Atak geçiren kişi ve çevresindekiler yatıştırmak üzere bazı davranışlarda bulunabilir. Ancak yapılması gereken dikkati atağa vermek yerine o an meşgul olunan iş her neyse ona odaklanmaya devam etmek, o an bir şey yapılmıyorsa da yapılması uygun olan bir etkinlikle ilgilenmektir. Unutulmamalıdır ki hiçbir panik atağın geçmemesi, son bulmaması mümkün değildir. Panik ataklar doğası gereği hiçbir şey yapılmasa da kendiliğinden geçecektir. Bedenin gevşetici ve rahatlatıcı işlevinden sorumlu parasempatik sinir sistemi bir süre sonra devreye girer ve uygun akışa dönmeyi sağlar.
Panik Bozukluk ve Panik Atak Aynı Şey Midir?
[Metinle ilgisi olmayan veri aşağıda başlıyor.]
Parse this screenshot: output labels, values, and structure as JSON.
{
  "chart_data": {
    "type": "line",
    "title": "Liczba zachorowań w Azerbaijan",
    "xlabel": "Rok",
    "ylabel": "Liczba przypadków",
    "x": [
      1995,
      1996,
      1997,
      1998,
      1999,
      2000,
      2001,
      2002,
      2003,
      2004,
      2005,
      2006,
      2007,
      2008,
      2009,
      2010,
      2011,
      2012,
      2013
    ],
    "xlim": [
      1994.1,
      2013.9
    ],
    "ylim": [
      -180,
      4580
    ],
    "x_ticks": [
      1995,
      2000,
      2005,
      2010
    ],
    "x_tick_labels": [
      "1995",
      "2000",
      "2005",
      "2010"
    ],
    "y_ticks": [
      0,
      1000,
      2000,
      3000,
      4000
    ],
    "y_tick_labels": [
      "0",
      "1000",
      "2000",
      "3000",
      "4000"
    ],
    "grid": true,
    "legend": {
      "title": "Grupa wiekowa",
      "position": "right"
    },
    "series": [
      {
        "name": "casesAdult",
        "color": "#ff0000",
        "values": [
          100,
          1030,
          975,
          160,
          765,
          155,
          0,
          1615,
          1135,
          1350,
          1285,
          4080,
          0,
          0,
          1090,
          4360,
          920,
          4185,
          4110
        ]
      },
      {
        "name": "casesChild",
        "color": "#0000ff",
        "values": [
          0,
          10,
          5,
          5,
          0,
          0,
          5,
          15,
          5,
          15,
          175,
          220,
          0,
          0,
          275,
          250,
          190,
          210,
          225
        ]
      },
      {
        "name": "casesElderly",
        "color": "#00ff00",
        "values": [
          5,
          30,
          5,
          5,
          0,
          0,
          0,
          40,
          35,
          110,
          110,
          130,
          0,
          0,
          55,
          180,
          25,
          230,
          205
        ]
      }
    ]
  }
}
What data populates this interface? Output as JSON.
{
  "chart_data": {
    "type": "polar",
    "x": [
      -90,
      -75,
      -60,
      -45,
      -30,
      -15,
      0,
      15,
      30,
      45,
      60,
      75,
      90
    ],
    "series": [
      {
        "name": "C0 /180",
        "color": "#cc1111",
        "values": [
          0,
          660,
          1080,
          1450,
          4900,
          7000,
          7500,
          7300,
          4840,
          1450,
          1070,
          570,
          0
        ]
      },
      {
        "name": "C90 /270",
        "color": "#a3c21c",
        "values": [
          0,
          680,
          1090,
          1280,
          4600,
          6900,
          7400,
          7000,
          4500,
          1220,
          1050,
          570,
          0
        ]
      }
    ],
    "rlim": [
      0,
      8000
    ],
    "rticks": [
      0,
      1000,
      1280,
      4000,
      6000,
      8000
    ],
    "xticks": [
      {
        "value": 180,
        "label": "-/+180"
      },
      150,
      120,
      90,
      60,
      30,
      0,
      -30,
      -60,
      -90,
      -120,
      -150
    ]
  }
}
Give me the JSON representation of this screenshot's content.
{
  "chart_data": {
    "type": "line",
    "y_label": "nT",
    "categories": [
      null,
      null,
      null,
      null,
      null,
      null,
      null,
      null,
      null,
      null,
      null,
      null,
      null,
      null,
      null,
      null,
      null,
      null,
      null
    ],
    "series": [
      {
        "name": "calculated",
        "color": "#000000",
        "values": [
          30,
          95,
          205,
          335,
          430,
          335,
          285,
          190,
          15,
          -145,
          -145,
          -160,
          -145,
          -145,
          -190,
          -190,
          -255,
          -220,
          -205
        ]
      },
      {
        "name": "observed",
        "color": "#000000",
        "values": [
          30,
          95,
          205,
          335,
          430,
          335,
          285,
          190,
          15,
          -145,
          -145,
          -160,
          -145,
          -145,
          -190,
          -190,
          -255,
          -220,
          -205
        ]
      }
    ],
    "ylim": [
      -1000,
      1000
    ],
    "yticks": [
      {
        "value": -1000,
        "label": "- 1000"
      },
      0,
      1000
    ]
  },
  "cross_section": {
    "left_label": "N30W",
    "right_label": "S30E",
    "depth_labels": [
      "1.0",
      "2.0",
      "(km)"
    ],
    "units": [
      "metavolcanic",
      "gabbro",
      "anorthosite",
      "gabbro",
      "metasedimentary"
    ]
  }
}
Panik atak geçirmek ve panik bozukluk aynı şey değildir. Panik bozukluk; tekrarlayıcı ve beklenmedik panik ataklar arasındaki zaman diliminde kişinin panik atak geçirme beklentisiyle devamlı bir endişe duyması ve yaşamını buna göre şekillendirmesidir. Kişi, yaşamını “ya panik atak geçirirsem” düşüncesiyle şekillendirir; panik atak geçireceğini düşündüğü durumlardan, yerlerden ve faaliyetlerden kaçınarak günlük yaşamında zorluklar yaşar. Panik ataklar sırasında yaşadığı fiziksel belirtileri tetiklememek için bunlara neden olacak her türlü davranıştan kaçınır. Örneğin kalp çarpıntısı yaşamamak için spor ve hızlı hareket etmesine neden olacak her türlü faaliyetten uzak durur; terlemesine neden olacak, nefesini daraltacak yerlerden kaçınır. Kişi sıklıkla bedensel belirtilerini takip eder ve aslında bu tetikte olma hali de panik atakları besler bir hale dönüşür, böylece bir kısır döngüye girilir
Panik Bozukluğun Nedenleri
- Ailede panik bozukluk ya da panik atak öyküsü
- Erken dönem yaşam olayları
- Ebeveynden ayrılma
- Cinsel ya da fiziksel istismara maruz kalma
- Stresli yaşam olayları
Panik Bozukluk Kimlerde Görülür?
Araştırmalara göre başlangıç yaş ortalamasının 25 civarında olduğu görülmüştür. Bununla birlikte çocuklukta ya da 40 yaşın üstünde de başlangıç gösterebilmektedir. Yine araştırmalar gösteriyor ki panik bozukluk kadınlarda erkeklere göre 3 kat daha fazla görülmektedir.
Panik Bozukluğun Tedavisi
Bilimsel araştırmalarca desteklenmiş ve psikoterapi tedavilerinde en önde gelen yöntemlerden Bilişsel Davranışçı Terapi, panik bozukluk tedavisinde en etkili yöntemlerin başında gelmektedir. Bu yöntemde; aslında tamamen zararsız olan panik atak belirtileri ile ilgili kişide oluşmuş yanlış ve işlevsiz inanışların değiştirilmesi amaçlanır. Sonrasında kişinin bu belirtiler ile nasıl baş edebileceği üzerine çalışılır. Tedavinin devamında kişi içinde bulunmaktan korktuğu ve kaçındığı yerler ve olaylar ile aşamalı olarak karşılaştırılır. Kişi kaygısına terapi kontrolünde maruz kalarak aslında korktuğu şeylerin gerçekleşmediğini görür. Panik atak ile ilgili yanlış algılarının yeniden yapılandırılması ve kaçındığı kaygıyı maruz kalarak yenmesi kalıcı bir iyilik halini getirir.